The data collected by CMS is grouped in large sets named Primary Datasets (PDs). Each PD contains events which passed a set of closely related triggers. For our example, in 2012 we would take events from the DoubleMu and DoublePhotonHighPt (which, despite its name, contains events which passed the DoubleEle33 triggers). You would also select events which passed specifically the trigger of your choice. You should also veto events where not all parts of the detector were operating properly (with the golden JSON file) or where some characteristic of the events makes it look a lot like detector noise (many standard event filters do this).

Simulation of standard model backgrounds

This step is usually done centrally by specialized teams in CMS, since the backgrounds are the same for many people. You should pick simulated samples which contain the processes that are more likely to be a background to your search. You should also keep the characteristics of your signal in mind. In our case, since the signal presents high-pt Z bosons, it is better to choose a specialized Z boson simulated sample with only high-pt Zs; in this way, there will be more simulated events to model the background.

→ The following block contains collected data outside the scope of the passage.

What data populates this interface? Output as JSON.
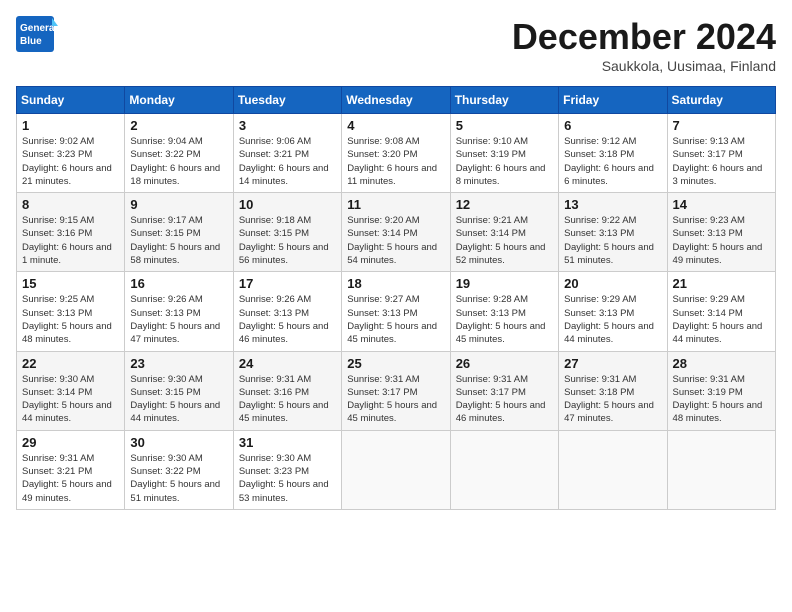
{
  "header": {
    "logo_general": "General",
    "logo_blue": "Blue",
    "month_title": "December 2024",
    "subtitle": "Saukkola, Uusimaa, Finland"
  },
  "days_of_week": [
    "Sunday",
    "Monday",
    "Tuesday",
    "Wednesday",
    "Thursday",
    "Friday",
    "Saturday"
  ],
  "weeks": [
    [
      {
        "day": "1",
        "sunrise": "Sunrise: 9:02 AM",
        "sunset": "Sunset: 3:23 PM",
        "daylight": "Daylight: 6 hours and 21 minutes."
      },
      {
        "day": "2",
        "sunrise": "Sunrise: 9:04 AM",
        "sunset": "Sunset: 3:22 PM",
        "daylight": "Daylight: 6 hours and 18 minutes."
      },
      {
        "day": "3",
        "sunrise": "Sunrise: 9:06 AM",
        "sunset": "Sunset: 3:21 PM",
        "daylight": "Daylight: 6 hours and 14 minutes."
      },
      {
        "day": "4",
        "sunrise": "Sunrise: 9:08 AM",
        "sunset": "Sunset: 3:20 PM",
        "daylight": "Daylight: 6 hours and 11 minutes."
      },
      {
        "day": "5",
        "sunrise": "Sunrise: 9:10 AM",
        "sunset": "Sunset: 3:19 PM",
        "daylight": "Daylight: 6 hours and 8 minutes."
      },
      {
        "day": "6",
        "sunrise": "Sunrise: 9:12 AM",
        "sunset": "Sunset: 3:18 PM",
        "daylight": "Daylight: 6 hours and 6 minutes."
      },
      {
        "day": "7",
        "sunrise": "Sunrise: 9:13 AM",
        "sunset": "Sunset: 3:17 PM",
        "daylight": "Daylight: 6 hours and 3 minutes."
      }
    ],
    [
      {
        "day": "8",
        "sunrise": "Sunrise: 9:15 AM",
        "sunset": "Sunset: 3:16 PM",
        "daylight": "Daylight: 6 hours and 1 minute."
      },
      {
        "day": "9",
        "sunrise": "Sunrise: 9:17 AM",
        "sunset": "Sunset: 3:15 PM",
        "daylight": "Daylight: 5 hours and 58 minutes."
      },
      {
        "day": "10",
        "sunrise": "Sunrise: 9:18 AM",
        "sunset": "Sunset: 3:15 PM",
        "daylight": "Daylight: 5 hours and 56 minutes."
      },
      {
        "day": "11",
        "sunrise": "Sunrise: 9:20 AM",
        "sunset": "Sunset: 3:14 PM",
        "daylight": "Daylight: 5 hours and 54 minutes."
      },
      {
        "day": "12",
        "sunrise": "Sunrise: 9:21 AM",
        "sunset": "Sunset: 3:14 PM",
        "daylight": "Daylight: 5 hours and 52 minutes."
      },
      {
        "day": "13",
        "sunrise": "Sunrise: 9:22 AM",
        "sunset": "Sunset: 3:13 PM",
        "daylight": "Daylight: 5 hours and 51 minutes."
      },
      {
        "day": "14",
        "sunrise": "Sunrise: 9:23 AM",
        "sunset": "Sunset: 3:13 PM",
        "daylight": "Daylight: 5 hours and 49 minutes."
      }
    ],
    [
      {
        "day": "15",
        "sunrise": "Sunrise: 9:25 AM",
        "sunset": "Sunset: 3:13 PM",
        "daylight": "Daylight: 5 hours and 48 minutes."
      },
      {
        "day": "16",
        "sunrise": "Sunrise: 9:26 AM",
        "sunset": "Sunset: 3:13 PM",
        "daylight": "Daylight: 5 hours and 47 minutes."
      },
      {
        "day": "17",
        "sunrise": "Sunrise: 9:26 AM",
        "sunset": "Sunset: 3:13 PM",
        "daylight": "Daylight: 5 hours and 46 minutes."
      },
      {
        "day": "18",
        "sunrise": "Sunrise: 9:27 AM",
        "sunset": "Sunset: 3:13 PM",
        "daylight": "Daylight: 5 hours and 45 minutes."
      },
      {
        "day": "19",
        "sunrise": "Sunrise: 9:28 AM",
        "sunset": "Sunset: 3:13 PM",
        "daylight": "Daylight: 5 hours and 45 minutes."
      },
      {
        "day": "20",
        "sunrise": "Sunrise: 9:29 AM",
        "sunset": "Sunset: 3:13 PM",
        "daylight": "Daylight: 5 hours and 44 minutes."
      },
      {
        "day": "21",
        "sunrise": "Sunrise: 9:29 AM",
        "sunset": "Sunset: 3:14 PM",
        "daylight": "Daylight: 5 hours and 44 minutes."
      }
    ],
    [
      {
        "day": "22",
        "sunrise": "Sunrise: 9:30 AM",
        "sunset": "Sunset: 3:14 PM",
        "daylight": "Daylight: 5 hours and 44 minutes."
      },
      {
        "day": "23",
        "sunrise": "Sunrise: 9:30 AM",
        "sunset": "Sunset: 3:15 PM",
        "daylight": "Daylight: 5 hours and 44 minutes."
      },
      {
        "day": "24",
        "sunrise": "Sunrise: 9:31 AM",
        "sunset": "Sunset: 3:16 PM",
        "daylight": "Daylight: 5 hours and 45 minutes."
      },
      {
        "day": "25",
        "sunrise": "Sunrise: 9:31 AM",
        "sunset": "Sunset: 3:17 PM",
        "daylight": "Daylight: 5 hours and 45 minutes."
      },
      {
        "day": "26",
        "sunrise": "Sunrise: 9:31 AM",
        "sunset": "Sunset: 3:17 PM",
        "daylight": "Daylight: 5 hours and 46 minutes."
      },
      {
        "day": "27",
        "sunrise": "Sunrise: 9:31 AM",
        "sunset": "Sunset: 3:18 PM",
        "daylight": "Daylight: 5 hours and 47 minutes."
      },
      {
        "day": "28",
        "sunrise": "Sunrise: 9:31 AM",
        "sunset": "Sunset: 3:19 PM",
        "daylight": "Daylight: 5 hours and 48 minutes."
      }
    ],
    [
      {
        "day": "29",
        "sunrise": "Sunrise: 9:31 AM",
        "sunset": "Sunset: 3:21 PM",
        "daylight": "Daylight: 5 hours and 49 minutes."
      },
      {
        "day": "30",
        "sunrise": "Sunrise: 9:30 AM",
        "sunset": "Sunset: 3:22 PM",
        "daylight": "Daylight: 5 hours and 51 minutes."
      },
      {
        "day": "31",
        "sunrise": "Sunrise: 9:30 AM",
        "sunset": "Sunset: 3:23 PM",
        "daylight": "Daylight: 5 hours and 53 minutes."
      },
      null,
      null,
      null,
      null
    ]
  ]
}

Choice of discriminating variables

A comparison of our simulated background to the simulated signal should make clear which variables better discriminate between the two. In our example, the jet invariant mass turns out to be a good discriminator - since the accompanying jet in Z+jets events is not coming from a Z boson, its mass is usually very low, when compared to the mass of the jet in the signal samples. The ranges of the variables which are optimal for signal selection are what is called the signal region. For our example, the signal region is: leptonic Z with mass in the (70,110) GeV range, hadronic Z (jet) with mass in the (70,110) GeV range.

Comparison of SM background and data in control regions

It is always important to validate your simulated background in some way. Usually, this is done by comparing the simulation with data in a control region - one where your signal is not expected to appear. Usually those control regions are taken to be ranges of discriminating variables close to the ones where most of the signal is expected to appear. Agreement between the simulation and the data in those control regions is fundamental; without that, you cannot really say that any decision you take by looking at the simulation is right. In our case, the control region is: leptonic Z with mass in the (70,110) GeV range, hadronic Z (jet) with mass in the (40,70) GeV range.

Aditionally, if you have multiple control regions, you can try to find relations in between to constrain the behaviour of your background. For instance, maybe you can demonstrate that the background in your signal region is always expected to be proportional to the same background in a control region! If so, you just have to measure that constant of proportionality, multiply it by the real data in the control region (which is expected to be almost purely background, otherwise it would not be a control region!), and you have an estimate of the same background in the signal region. This is what is called a data-driven method.

Estimation of SM background in signal region

In one way or another, you have to estimate the SM background in the signal region. Purely data-driven methods are the most reliable, but they may not always be possible. The next best thing is a properly validated SM simulation. The less you rely on simulation, the better; ratios of simulated distributions, for instance, are more reliable than the distributions themselves.

In our case, we don't have a purely-data driven method. However, we are going to take the ratio of the dilepton-jet mass distributions in the signal region and in the control region, for the SM background. We expect the simulation to not get this ratio that wrong. We multiply this ratio by the same distribution for the data in the background region, and we use that product as the estimate of the SM background in the signal region.